Sunday, September 11, 2011

* Yale Names

Sacred (and Profane ?) 

Names for 

 New Colleges at Yale

theantiyale 23 hours, 27 minutes ago

From the posts:
Josiah Willard Gibbs
James Dwight Dana
Clarence Thomas
Edward Alexander Bouchet, Ph.D
William Sloane Coffin
Harriet Beecher Stowe
Walter Camp
George (H.W.) (W.) Bush
Robert Phelan Langlands
Herman Husband
Douglas Clyde Macintosh
From the article:
Christine “Chris” Ernst
Henry Louis Gates
Sonia Sotomayor
Expect this list when presented to Woodbridge Hall to receive benign neglect and intransigent equivocation in response, the heartbeats of effective administrators.

observer 18 hours, 40 minutes ago

Surely Cotton Mather should be on your list!
This fire and brimstone divine was as responsible as any man for Yale's existence. Admittedly a Harvard graduate (as were all of the conservative clergymen among the founders) Cotton Mather swore revenge when his alma mater refused to choose him as successor to his dotty daddy, Increase Mather, ousted as president of Harvard in 1701. Mather then encouraged other clergymen (including his cousin, Samuel Mather), to found a new, more godly school in Connecticut.
When the "Collegiate School" seemed likely to go under, it was Cotton Mather who rode to the rescue - persuading an exiled robber baron named Eli Yale to help the place stave off bankruptcy in exchange for naming it after him. Mather flattered the old reprobate by assuring him that "your munificence might easily obtain for you such a commemoration and perpetuation of your valuable name, which would indeed be much better than an Egyptian pyramid."
The Cotton Mather legacy persists, even down to the present day, when we can imagine that President Levin utilizes the same flattering tactic in soliciting large gifts for the endowment!

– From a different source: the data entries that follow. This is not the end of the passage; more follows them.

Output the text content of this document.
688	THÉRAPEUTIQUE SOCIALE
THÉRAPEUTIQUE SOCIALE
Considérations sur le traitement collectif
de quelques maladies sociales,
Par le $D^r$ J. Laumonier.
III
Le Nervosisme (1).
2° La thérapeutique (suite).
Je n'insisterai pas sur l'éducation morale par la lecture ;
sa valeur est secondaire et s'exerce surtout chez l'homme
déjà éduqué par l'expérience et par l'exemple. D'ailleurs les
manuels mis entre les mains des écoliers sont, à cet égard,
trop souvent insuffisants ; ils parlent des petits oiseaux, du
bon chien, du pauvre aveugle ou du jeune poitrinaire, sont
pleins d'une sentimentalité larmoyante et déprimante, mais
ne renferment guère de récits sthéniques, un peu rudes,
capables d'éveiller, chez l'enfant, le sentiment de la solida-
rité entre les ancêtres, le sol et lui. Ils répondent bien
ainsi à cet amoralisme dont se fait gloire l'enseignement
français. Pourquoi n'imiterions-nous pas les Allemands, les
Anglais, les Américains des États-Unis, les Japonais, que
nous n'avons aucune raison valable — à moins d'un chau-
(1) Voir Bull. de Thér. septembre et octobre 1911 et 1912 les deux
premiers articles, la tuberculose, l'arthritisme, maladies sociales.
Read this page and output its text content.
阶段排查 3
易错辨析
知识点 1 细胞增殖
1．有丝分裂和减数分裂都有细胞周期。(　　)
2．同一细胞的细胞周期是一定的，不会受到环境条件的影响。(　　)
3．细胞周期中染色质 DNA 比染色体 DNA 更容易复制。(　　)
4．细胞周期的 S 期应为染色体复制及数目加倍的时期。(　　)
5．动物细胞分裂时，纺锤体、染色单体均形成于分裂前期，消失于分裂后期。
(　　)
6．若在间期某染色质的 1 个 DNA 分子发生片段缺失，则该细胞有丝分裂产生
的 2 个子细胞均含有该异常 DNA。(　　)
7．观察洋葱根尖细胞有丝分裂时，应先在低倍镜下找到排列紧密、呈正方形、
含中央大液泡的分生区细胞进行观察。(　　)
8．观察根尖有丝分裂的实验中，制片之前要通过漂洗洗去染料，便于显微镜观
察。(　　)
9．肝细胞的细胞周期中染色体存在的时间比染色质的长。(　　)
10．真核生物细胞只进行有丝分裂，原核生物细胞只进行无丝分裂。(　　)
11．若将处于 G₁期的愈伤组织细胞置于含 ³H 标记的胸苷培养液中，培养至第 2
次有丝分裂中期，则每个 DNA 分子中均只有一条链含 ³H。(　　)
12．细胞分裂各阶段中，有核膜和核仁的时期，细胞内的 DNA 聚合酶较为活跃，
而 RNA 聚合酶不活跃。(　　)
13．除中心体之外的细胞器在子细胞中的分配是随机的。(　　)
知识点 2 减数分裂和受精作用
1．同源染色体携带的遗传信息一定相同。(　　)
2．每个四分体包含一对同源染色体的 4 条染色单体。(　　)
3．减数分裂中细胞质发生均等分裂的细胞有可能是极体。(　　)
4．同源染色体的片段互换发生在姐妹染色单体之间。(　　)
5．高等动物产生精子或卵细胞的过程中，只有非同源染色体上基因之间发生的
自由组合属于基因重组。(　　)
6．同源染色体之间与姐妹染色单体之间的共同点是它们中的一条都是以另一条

theantiyale 18 hours, 9 minutes ago

And that little cottony oedipal battle would ultimately result in the legacy of Unitarian liberalism (and of Ralph Waldo Emerson) at Harvard and of Trinitarian orthodoxy at Yale (until christianity was dethroned as the university religion a few years ago).
BTW, in case Mr. Hughes (aka terryhughes) missed it, here is my reply:
I have not had time to respond to your comments directly. You seem a civilized fellow Mr. Hughes, so I will take the time.
Also, you write with a poison pen, which I admire.
Regardless of the intellectual subtlety of his thought, the intricacy of his theological crocheting, I am evaluating Edwards on his contribution to humankind. It has been a decidedly cruel contribution. There is absolutely no evidence whatsoever that the devil, eternal damnation, and hell exist. If you wish to kowtow to a sacred text, the Old Testament had an afterlife in an underworld called Sheol (the grave, pit, or abyss) but it was a decidedly neutral place; folks simply stumbled around like drunks in a dark barroom. (I had the luxury of taking the late Marvin Pope's seminar on Sheol at Yale.)
Hell, eternal punishment and suffering in an inferno, is a delight imagined by christian theologians. Lovely idea.
You write with verve and intellectual acuity. I cannot imagine why someone like that would wish to surrender his or her destiny and fate to the lugubrious imaginings of Reward/Punishment theologians. That is a device used to keep humanity from murdering, raping and pillaging itself.
Try the photo-tropism theology of Ralph Waldo Emerson. Or stay in your dark hole if you wish.
Plato let us know that there is sunlight out there.
Paul D. Keane
M. Div. '80
M.A., M.Ed.

observer 16 hours, 14 minutes ago

to theantiyale:
It sounds,poor fellow, as if you attended the wrong divinity school some years ago, and have regretted it ever since!
Of course Harvard's run of 9 consecutive Unitarian presidents is long over, and most Unitarians (of who I am admittedly one by birth) no longer much bother with God - let alone the Devil.
Most of them, I dare say, are less concerned with the theological ramblings in Emerson's Divinity School Address than they are with Paul Krugman's latest political fulminations in the NY Times.

theantiyale 15 hours, 45 minutes ago

Nooooo. I attended the right divinity school and have never regretted it, nor my friendship with the author of Here I Stand: A Life of Martin Luther as he lived out the final years of his eighties at that text

theantiyale 15 hours, 17 minutes ago

My parents named me after a guy they knew at the divinity school. I never gave the idea of attending YDS at minute's thought until I was 30 and it was thrust upon me by Fate. I have never used the M. Div. degree for any professional advancement. It is simply something I went through to discover the truth, an inconvenient one for posters here:
The truth is that no one KNOWS the truth and that's the truth.